← Back to team overview

openstack team mailing list archive

Re: Enabling data deduplication on Swift


Joe Gordon asked:

> Can SHA-1 collisions be generated?  If so can you point me to the article?

Check Wikipedia on cryptographic hashing and especially "preimage attack"

To summarize, SHA-256 is effectively immune from a pre image attack. Even MD5 is effectiely immune from
co-incidental collisions until you have something on the order of 2**80 fingerprinted items. Amazon S3 has a
mere 2**40.

> Also why compare hashes in the first place?  Linux 'Kenel Samepage Merging', which does page deduplication for KVM, does a full
> compare to be safe [1].  Even if collisions can't be generated, what are the odds of a collision (for SHA-1 and SHA-256) happening by
> chance when using Swift at scale?

The point of distributed reduplication is to avoid transfer of the data in the first place. If you did a safety check using a full compare
then you would have had to do the transfer first. A kernel looking for identical pages does not have that issue.
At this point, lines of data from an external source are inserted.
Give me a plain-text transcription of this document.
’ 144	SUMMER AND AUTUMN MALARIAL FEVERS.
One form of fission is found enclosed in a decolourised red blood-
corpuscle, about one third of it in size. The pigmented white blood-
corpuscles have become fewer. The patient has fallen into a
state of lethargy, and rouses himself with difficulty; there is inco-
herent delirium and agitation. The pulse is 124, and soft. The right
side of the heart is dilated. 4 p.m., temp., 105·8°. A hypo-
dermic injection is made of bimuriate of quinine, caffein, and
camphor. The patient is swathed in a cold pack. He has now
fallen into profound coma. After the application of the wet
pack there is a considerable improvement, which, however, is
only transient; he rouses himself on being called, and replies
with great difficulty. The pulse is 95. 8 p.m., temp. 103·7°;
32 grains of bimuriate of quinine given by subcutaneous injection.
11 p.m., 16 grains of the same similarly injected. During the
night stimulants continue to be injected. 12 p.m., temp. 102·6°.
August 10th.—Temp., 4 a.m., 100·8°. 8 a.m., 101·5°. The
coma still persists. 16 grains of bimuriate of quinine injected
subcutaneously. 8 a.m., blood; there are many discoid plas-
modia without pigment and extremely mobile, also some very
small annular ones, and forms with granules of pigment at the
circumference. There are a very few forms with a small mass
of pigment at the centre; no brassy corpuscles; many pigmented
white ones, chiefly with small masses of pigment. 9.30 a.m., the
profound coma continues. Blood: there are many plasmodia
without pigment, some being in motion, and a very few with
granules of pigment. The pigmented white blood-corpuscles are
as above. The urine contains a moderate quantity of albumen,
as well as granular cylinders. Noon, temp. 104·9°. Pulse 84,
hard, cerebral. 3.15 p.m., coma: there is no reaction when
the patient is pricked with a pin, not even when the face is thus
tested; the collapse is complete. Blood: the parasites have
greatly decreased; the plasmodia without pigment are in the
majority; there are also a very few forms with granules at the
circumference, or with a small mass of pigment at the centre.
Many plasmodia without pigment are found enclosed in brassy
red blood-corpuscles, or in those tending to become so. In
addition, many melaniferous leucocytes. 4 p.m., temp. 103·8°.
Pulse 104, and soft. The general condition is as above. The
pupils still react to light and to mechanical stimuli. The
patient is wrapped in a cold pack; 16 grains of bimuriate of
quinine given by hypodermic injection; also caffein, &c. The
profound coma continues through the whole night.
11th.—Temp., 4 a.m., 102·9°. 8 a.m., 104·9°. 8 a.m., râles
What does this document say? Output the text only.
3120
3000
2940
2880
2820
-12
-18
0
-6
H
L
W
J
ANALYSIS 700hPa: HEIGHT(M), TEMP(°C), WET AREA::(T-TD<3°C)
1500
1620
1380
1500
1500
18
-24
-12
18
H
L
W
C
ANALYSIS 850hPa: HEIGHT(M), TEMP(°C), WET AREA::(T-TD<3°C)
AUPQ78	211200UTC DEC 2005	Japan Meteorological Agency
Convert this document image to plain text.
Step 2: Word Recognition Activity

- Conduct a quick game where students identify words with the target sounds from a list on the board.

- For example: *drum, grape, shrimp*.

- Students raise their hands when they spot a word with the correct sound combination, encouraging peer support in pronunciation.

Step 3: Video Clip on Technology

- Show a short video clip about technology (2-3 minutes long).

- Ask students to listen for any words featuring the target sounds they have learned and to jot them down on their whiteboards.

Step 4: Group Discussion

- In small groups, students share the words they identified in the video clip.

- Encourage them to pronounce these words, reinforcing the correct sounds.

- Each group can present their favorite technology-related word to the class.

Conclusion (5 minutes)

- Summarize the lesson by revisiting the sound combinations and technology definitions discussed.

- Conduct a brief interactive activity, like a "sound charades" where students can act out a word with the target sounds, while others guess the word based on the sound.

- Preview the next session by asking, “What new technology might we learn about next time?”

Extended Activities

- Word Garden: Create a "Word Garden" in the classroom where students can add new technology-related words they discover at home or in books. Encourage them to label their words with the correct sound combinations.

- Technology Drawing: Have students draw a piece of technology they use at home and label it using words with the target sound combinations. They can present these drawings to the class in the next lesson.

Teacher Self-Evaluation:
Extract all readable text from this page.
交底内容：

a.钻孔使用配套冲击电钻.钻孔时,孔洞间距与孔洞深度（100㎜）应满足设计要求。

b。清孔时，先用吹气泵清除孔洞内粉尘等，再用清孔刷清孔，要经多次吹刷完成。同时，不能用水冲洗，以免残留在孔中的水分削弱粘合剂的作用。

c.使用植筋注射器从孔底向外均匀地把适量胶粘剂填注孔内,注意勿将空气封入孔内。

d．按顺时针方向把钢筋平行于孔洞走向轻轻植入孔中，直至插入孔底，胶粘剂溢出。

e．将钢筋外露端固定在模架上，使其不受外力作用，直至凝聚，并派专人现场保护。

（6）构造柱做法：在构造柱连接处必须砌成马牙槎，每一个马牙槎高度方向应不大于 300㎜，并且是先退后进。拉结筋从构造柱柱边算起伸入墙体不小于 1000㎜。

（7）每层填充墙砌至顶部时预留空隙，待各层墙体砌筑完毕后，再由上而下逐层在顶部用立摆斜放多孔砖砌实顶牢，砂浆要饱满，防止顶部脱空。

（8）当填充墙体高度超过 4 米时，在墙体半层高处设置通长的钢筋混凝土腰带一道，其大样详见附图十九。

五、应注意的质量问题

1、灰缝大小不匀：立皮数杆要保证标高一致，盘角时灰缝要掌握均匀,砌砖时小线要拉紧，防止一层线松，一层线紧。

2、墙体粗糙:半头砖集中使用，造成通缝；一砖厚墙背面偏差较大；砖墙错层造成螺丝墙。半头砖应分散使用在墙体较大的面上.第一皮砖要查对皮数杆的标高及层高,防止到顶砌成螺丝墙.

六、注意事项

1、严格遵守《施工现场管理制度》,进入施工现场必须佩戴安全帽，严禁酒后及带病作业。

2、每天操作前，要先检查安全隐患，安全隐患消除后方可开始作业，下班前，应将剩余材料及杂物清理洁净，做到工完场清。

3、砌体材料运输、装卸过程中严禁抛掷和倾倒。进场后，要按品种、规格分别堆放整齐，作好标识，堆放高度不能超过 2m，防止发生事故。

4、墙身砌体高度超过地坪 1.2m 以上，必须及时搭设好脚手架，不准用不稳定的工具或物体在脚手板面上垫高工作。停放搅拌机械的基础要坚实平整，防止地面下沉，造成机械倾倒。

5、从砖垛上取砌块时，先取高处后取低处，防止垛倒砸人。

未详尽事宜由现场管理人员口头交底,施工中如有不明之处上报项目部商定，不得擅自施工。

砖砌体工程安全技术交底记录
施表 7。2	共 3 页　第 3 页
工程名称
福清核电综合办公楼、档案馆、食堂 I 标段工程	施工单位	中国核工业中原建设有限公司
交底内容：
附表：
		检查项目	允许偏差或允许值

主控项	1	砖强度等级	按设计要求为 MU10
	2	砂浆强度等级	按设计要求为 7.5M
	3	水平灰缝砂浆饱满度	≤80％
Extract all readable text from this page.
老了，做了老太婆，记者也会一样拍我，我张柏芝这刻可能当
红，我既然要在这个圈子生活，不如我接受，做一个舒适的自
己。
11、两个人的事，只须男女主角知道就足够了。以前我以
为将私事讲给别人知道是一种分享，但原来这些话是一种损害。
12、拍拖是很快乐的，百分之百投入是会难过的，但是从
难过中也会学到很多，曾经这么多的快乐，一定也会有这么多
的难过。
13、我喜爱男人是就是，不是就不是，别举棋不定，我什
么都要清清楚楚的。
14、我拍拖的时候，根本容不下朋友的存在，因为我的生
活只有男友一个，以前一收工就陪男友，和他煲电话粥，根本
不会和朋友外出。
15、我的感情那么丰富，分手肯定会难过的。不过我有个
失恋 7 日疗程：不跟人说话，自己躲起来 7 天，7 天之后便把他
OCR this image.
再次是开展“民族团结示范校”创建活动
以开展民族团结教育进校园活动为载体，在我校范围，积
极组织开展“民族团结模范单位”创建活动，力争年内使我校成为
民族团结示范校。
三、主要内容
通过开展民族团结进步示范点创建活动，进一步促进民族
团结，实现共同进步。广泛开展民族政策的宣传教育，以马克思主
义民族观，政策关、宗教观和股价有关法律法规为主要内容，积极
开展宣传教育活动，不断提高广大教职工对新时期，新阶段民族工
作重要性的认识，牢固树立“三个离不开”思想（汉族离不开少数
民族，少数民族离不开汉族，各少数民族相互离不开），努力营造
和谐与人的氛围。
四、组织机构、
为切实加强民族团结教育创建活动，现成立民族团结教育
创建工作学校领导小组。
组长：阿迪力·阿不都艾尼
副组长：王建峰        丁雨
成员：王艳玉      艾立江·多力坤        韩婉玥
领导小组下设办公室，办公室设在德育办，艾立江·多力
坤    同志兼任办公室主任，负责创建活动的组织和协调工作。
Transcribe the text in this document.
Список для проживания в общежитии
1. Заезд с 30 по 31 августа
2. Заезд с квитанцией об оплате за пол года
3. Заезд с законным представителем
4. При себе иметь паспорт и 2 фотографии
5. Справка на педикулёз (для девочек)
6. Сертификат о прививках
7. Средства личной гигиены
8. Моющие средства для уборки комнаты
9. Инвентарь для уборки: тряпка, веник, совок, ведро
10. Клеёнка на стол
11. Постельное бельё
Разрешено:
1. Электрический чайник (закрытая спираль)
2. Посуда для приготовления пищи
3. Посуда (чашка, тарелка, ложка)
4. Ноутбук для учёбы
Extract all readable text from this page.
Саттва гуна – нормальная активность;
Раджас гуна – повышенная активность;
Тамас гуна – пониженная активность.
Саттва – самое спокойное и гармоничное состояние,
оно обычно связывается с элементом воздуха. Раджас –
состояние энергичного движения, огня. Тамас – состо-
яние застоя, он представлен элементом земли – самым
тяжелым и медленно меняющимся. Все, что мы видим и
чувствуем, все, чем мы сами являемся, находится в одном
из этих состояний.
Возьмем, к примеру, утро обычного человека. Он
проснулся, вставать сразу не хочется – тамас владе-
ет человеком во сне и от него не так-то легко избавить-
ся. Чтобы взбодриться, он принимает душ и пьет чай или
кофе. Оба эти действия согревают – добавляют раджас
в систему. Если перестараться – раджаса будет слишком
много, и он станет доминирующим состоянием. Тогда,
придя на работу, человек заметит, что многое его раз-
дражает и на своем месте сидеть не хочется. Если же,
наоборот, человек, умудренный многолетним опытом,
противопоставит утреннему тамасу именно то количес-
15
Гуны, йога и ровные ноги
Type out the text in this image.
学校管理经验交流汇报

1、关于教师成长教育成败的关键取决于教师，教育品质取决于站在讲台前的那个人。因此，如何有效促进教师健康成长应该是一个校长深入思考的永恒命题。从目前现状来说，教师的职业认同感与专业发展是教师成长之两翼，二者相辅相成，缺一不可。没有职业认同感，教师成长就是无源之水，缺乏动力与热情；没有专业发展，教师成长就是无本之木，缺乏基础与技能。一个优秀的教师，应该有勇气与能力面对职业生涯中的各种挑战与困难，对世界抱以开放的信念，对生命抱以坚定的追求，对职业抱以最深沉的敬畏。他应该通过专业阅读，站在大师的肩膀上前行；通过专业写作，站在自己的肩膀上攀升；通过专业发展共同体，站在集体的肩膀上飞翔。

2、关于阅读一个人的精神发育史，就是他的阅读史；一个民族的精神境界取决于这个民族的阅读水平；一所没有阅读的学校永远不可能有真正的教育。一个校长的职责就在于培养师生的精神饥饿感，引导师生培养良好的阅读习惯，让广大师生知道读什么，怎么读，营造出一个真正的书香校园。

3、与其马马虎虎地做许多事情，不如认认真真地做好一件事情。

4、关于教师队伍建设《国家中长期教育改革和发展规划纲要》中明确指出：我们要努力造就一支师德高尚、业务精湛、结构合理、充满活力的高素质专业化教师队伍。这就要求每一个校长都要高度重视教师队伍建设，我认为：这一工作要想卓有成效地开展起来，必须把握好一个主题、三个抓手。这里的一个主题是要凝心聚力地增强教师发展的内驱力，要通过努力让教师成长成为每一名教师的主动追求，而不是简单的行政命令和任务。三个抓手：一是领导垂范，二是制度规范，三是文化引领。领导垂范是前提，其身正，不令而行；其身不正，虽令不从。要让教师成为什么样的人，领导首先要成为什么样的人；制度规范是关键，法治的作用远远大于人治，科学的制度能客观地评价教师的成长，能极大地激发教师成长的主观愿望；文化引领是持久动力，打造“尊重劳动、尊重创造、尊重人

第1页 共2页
As for the chance of an accidental collision, you have to stop and think about how large a number 2**128 is (that's the
threshold for risking a birthday collision on a 256 bit key). Having multiple undetected network transmission errors back
to back is more likely.

Also I would recommend that SHA-256 be the *minimum* algorithm. Truly paranoid customers could select SHA-512.

ZFS has had SHA-256 for the purpose of detecting bit rot as the default for some time. It was a bit ambitious when ZFS
was designed, but with today's processors the computational overhead is neglible.